You’re scanning through radio stations, listening to Pandora or one of your playlists and a song comes on that instantly transports you back to a scene in a movie.
You’re digging through your CD collection and you come across the soundtrack for a film you haven’t seen in years and realize you listen to the soundtrack more often than you watch the movie.
A successful film score or soundtrack can gain a life of its own outside of the film.
You may store it in a black can on a shelf (listen to the end of episode 115 to find out what I’m talking about), or it may be part of your collection of soundtracks of every Best Picture winner; but there is a film memory you have that is inextricably linked to a piece of music.
Such as this famous clip from Reservoir Dogs (Warning: Link containsTarantino content may not be safe for work or young children)
And then there is the rare example of a song from a soundtrack unexpectedly taking on a life of its own outside the film.
Disney’s Frozen has a soundtrack that is climbing the charts. Of particular interest is their decision to simultaneously release a deluxe edition of the original soundtrack. The deluxe edition includes demo versions of songs and a few that were not used in the final soundtrack.

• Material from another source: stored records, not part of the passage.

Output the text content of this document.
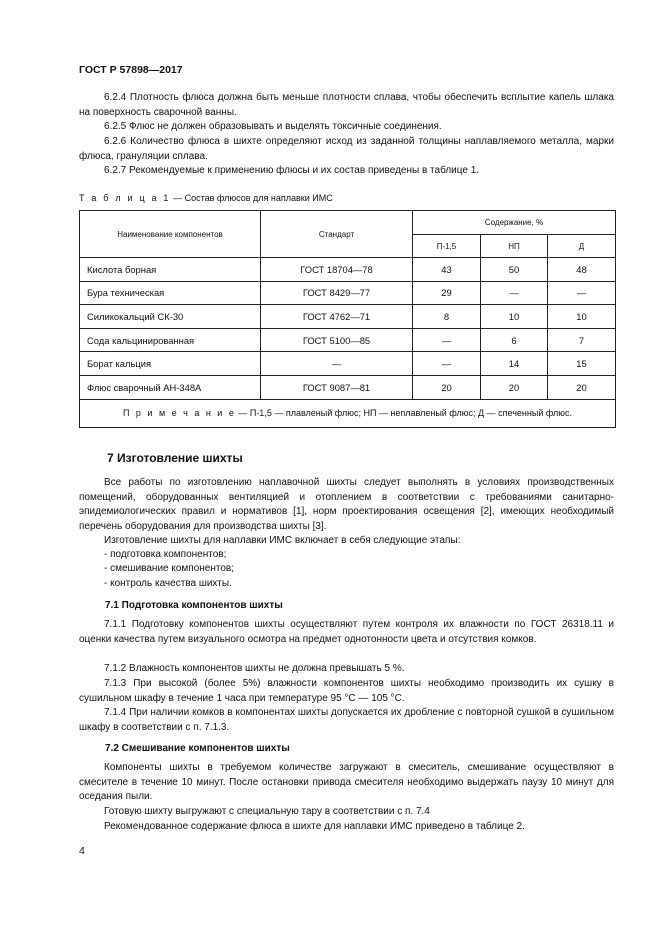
ГОСТ Р 57898—2017

6.2.4 Плотность флюса должна быть меньше плотности сплава, чтобы обеспечить всплытие капель шлака на поверхность сварочной ванны.

6.2.5 Флюс не должен образовывать и выделять токсичные соединения.

6.2.6 Количество флюса в шихте определяют исход из заданной толщины наплавляемого металла, марки флюса, грануляции сплава.

6.2.7 Рекомендуемые к применению флюсы и их состав приведены в таблице 1.

Т а б л и ц а 1 — Состав флюсов для наплавки ИМС
Наименование компонентов	Стандарт	Содержание, %		
		П-1,5	НП	Д
Кислота борная	ГОСТ 18704—78	43	50	48
Бура техническая	ГОСТ 8429—77	29	—	—
Силикокальций СК-30	ГОСТ 4762—71	8	10	10
Сода кальцинированная	ГОСТ 5100—85	—	6	7
Борат кальция	—	—	14	15
Флюс сварочный АН-348А	ГОСТ 9087—81	20	20	20
П р и м е ч а н и е — П-1,5 — плавленый флюс; НП — неплавленый флюс; Д — спеченный флюс.				
7 Изготовление шихты

Все работы по изготовлению наплавочной шихты следует выполнять в условиях производственных помещений, оборудованных вентиляцией и отоплением в соответствии с требованиями санитарно-эпидемиологических правил и нормативов [1], норм проектирования освещения [2], имеющих необходимый перечень оборудования для производства шихты [3].

Изготовление шихты для наплавки ИМС включает в себя следующие этапы:

- подготовка компонентов;

- смешивание компонентов;

- контроль качества шихты.

7.1 Подготовка компонентов шихты

7.1.1 Подготовку компонентов шихты осуществляют путем контроля их влажности по ГОСТ 26318.11 и оценки качества путем визуального осмотра на предмет однотонности цвета и отсутствия комков.

7.1.2 Влажность компонентов шихты не должна превышать 5 %.

7.1.3 При высокой (более 5%) влажности компонентов шихты необходимо производить их сушку в сушильном шкафу в течение 1 часа при температуре 95 °С — 105 °С.

7.1.4 При наличии комков в компонентах шихты допускается их дробление с повторной сушкой в сушильном шкафу в соответствии с п. 7.1.3.

7.2 Смешивание компонентов шихты

Компоненты шихты в требуемом количестве загружают в смеситель, смешивание осуществляют в смесителе в течение 10 минут. После остановки привода смесителя необходимо выдержать паузу 10 минут для оседания пыли.

Готовую шихту выгружают с специальную тару в соответствии с п. 7.4

Рекомендованное содержание флюса в шихте для наплавки ИМС приведено в таблице 2.

4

The composers provide brief commentary to introduce the songs and explain their intended role in the story. Some songs were part of story elements that no longer exist in the final version of the script (“Spring Pageant Outtake”), while others helped the composers develop their sense of the character, but no longer fit into the film (“More Than Just The Spare Outtake”).
This type of commentary, while common on DVDs, is unusual for a film soundtrack. The inclusion of unused songs serves as a reminder of the vast amount of creative material created and cast aside in the course of developing a film.
In an era where digital content is easily distributed we can ask why we should listen to these discarded songs, or we can embrace the digital the long tail of distribution and know that these can provide inspiration for aspiring creatives. I consider the inclusion of these unused songs a reminder that, as part of the creative process, you will create a lot of material that many people won’t ever know about. But since it gets you to your end result, it’s ok to just . . . let it go.